The Bee writes, “To the Legislature – that it can’t rewrite federal bankruptcy law. To the city of Stockton, Franklin Templeton Investments and CalPERS – that they need to make a deal. And to local officials across California – that they need to get more serious about pension reform.”
It is, of course, the bottom line that we are most concerned about the need to get more serious about pension reform.
By ruling that “insolvent California cities could choose to reduce already-promised pension payments and even walk away from the California Public Employees’ Retirement System,” even though Stockton does not plan to do that, the door is now open to change.
Writes the Bee, “This entire ugly spectacle ought to refocus local officials on their financial reality: If they don’t control long-term retirement costs, those obligations will consume tax dollars at the expense of services to residents and jobs for current employees.”
As the Bee notes, many have started to dial back pensions. Cities like Davis have begun to reduce benefits for new hires and require all employees to pay their full share of the CalPERS contributions.
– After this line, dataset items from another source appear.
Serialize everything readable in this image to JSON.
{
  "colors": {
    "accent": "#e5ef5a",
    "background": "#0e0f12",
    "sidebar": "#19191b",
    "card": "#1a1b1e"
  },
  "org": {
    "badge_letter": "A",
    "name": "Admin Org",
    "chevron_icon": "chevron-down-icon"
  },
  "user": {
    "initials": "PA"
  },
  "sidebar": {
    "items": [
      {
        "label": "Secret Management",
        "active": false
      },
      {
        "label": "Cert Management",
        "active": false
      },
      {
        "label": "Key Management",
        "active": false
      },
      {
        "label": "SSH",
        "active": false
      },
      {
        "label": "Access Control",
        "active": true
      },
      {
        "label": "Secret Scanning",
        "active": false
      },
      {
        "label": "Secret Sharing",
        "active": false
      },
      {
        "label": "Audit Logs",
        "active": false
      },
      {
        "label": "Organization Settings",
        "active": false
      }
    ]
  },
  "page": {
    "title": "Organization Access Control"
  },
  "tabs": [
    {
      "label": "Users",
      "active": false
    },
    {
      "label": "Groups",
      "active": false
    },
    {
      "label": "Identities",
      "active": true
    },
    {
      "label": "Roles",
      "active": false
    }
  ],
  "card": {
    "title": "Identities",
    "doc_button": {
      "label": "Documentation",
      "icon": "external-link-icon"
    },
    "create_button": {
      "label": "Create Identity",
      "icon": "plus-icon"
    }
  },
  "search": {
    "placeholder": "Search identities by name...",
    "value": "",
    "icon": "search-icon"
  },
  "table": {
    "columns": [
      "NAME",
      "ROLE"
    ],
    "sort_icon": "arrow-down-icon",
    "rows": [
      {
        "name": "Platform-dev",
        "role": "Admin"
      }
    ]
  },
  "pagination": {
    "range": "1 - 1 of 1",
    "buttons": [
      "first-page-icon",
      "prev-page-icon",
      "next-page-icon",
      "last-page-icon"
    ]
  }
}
However, Davis, like other cities, has had to negotiate these changes. Davis exchanged the employees’ pension and retiree health concessions for as much as a two percent pay hike.
The Bee writes, “Because these changes are being made through negotiations with unions, local governments are often having to hand out pay raises and other sweeteners in return. And because they were far too generous for much too long, it is going to take years for significant savings from pension reform.”
That is exactly the dilemma the city of Davis is in. The city has implemented the pension reforms it can, it has slowed down the rate of salary and compensation growth to below inflation levels and yet, it is still in the red.
The Bee notes, “The city of Stockton overpromised and overspent, and buried itself in more than $200 million in debt. Franklin Templeton and other creditors made bad bets. And the biggest losers are the working people of Stockton, who will be paying for these mistakes for years to come. About 2,400 retirees have lost their city-paid health insurance, while residents are getting slammed by $90 million in budget cuts and by higher sales taxes to shore up public safety.
“If other cities don’t learn the right lessons, they could put their citizens in similar straits, even if they don’t flounder all the way into bankruptcy court.”
And that concerns us greatly at a time when the city of Davis is at a crossroads. The city has attempted to reduce pension obligations by convincing employee groups who signed agreements (that does not include fire or DCEA) to pay more of their employee share and agree to a second tier of benefits for new employees.
But Davis remains in the hole due to local issues such as lack of sales tax revenue, increased costs due to CalPERS changing their formulas, and the failure of the city to invest in infrastructure.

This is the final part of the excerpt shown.